La Svizzera potrebbe subire conseguenza dalla decisione di un rialzo dei tassi?
«Non vedo grandi effetti sulla Svizzera, che ha dinamiche abbastanza indipendenti rispetto alle decisioni della Bce, tenendo conto anche del fatto che il livello dei prezzi in Svizzera, pur commisurato ai salari, è già molto elevato e la fiammata inflazionistica è stata più contenuta che altrove. Apro una parentesi: non è un caso che a maggio 2022 l’Estonia abbia registrato un rialzo dei prezzi rispetto all’anno precedente intorno al 20%. È il Paese con il secondo Pil pro capite più basso dei 19 dell’Eurozona ed è fisiologico che il rialzo dei prezzi sia più elevato. Là dove i prezzi siano invece già molto alti − vedasi in Svizzera − il rialzo è fisiologicamente inferiore. Non penso che una modifica dei tassi della Bce possa alterare molto la situazione macroeconomica svizzera. Piuttosto, potrebbe dare un segnale alla Bns, laddove non intervenga prima».
La Bns sarà chiamata a intervenire?
«È qualcosa di estremamente difficile da determinare, anche alla luce di un rialzo dei prezzi più contenuto rispetto a quello dell’Eurozona. Certamente, come dicevo, le banche centrali europee, Bns inclusa, sono giunte alla fase pre-pandemia con una situazione di tassi di interesse forse troppo bassi».
Siamo fuori tempo massimo?
«Per l’Eurozona, visto il tasso di crescita dei prezzi e le prospettive contenute di rialzo dei tassi, probabilmente sì. Per la Svizzera forse meno, ma il tasso di interesse poco tocca le spese su cui si sta rivolgendo la domanda dei consumatori. I beni al consumo non si finanziano perlopiù a debito, attraverso i prestiti, ancor più se consideriamo che il tasso di risparmio nel 2020 e nel 2021 è aumentato, complice il Covid».
Se non vantaggi, l’eventuale aumento dei tassi della Bce quali svantaggi concreti porterà?

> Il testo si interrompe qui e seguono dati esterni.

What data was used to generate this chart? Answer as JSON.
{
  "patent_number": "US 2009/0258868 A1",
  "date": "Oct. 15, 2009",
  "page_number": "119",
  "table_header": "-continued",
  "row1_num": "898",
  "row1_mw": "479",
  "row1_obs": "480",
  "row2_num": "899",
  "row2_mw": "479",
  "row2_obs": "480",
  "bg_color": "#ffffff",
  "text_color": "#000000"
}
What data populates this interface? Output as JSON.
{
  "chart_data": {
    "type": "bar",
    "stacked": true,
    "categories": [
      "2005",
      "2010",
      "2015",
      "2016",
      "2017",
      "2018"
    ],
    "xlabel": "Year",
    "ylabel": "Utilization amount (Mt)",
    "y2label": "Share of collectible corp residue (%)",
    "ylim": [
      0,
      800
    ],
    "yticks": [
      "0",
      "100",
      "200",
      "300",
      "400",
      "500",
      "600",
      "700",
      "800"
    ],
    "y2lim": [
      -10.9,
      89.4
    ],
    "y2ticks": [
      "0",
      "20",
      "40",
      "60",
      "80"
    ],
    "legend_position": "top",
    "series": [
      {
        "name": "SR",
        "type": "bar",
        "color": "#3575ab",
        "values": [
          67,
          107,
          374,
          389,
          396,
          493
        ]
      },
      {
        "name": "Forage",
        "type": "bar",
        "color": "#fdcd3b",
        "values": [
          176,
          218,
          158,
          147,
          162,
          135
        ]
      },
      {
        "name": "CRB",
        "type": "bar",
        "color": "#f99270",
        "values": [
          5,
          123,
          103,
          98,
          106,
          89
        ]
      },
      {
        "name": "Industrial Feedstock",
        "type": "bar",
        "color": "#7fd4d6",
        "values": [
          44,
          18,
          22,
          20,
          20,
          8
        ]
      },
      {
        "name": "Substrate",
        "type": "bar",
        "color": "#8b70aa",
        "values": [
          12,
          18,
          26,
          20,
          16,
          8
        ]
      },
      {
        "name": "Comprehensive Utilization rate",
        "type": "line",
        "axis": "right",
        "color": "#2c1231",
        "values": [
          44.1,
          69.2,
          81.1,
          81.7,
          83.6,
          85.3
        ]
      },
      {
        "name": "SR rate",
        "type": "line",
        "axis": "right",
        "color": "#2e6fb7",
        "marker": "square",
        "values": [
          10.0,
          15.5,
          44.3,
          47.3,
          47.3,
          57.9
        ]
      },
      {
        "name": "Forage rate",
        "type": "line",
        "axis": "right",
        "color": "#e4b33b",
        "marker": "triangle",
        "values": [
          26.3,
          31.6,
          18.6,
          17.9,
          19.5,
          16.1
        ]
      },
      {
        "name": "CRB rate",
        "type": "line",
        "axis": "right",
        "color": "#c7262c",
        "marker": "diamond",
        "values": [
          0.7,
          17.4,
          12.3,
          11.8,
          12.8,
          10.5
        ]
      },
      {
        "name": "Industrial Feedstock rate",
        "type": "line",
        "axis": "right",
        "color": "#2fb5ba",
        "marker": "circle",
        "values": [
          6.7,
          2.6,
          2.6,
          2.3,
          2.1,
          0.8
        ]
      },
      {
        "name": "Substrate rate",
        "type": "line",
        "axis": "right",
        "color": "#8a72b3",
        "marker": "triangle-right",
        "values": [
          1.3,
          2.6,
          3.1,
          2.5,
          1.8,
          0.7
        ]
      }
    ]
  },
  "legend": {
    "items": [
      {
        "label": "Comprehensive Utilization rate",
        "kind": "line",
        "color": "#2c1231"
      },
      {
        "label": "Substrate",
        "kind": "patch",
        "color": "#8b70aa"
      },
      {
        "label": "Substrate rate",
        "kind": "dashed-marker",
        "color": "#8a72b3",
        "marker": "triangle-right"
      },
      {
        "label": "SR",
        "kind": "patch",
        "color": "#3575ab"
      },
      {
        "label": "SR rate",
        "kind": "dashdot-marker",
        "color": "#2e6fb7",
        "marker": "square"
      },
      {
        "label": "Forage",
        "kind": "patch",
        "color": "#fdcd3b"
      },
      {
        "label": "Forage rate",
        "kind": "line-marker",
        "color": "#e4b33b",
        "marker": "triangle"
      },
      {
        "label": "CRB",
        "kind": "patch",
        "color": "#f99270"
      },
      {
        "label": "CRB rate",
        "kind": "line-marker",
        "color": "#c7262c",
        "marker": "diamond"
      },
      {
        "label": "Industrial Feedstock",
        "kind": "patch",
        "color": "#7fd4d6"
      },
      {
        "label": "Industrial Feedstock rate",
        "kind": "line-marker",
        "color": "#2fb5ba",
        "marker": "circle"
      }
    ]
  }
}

«Un inasprimento delle condizioni per le imprese che hanno linee di finanziamento attive con le banche commerciali e, di riflesso, un rischio di aumento del prezzo di vendita finale del prodotto. Per il cittadino, un rendimento maggiore da saldare se chiederà un prestito. In tutto questo, l’aspetto positivo è che il risparmio, penalizzato negli scorsi anni, sarà agevolato. Ma, ripeto, i prezzi tendono ad aumentare di più rispetto alla remunerazione del risparmio o fattore lavoro: di nuovo, dunque, si tratta di una dinamica dove il rialzo dei tassi interesse potrà essere forse più impattante che non di beneficio, perlomeno nella situazione contingente post-Covid. Paghiamo due fattori esogeni, cioè esterni al sistema economico: la pandemia e la guerra. Le "armi" a disposizione sono più affilate se il fattore scatenante la crisi è endogeno, interno. Quando è esogeno, sono più spuntate».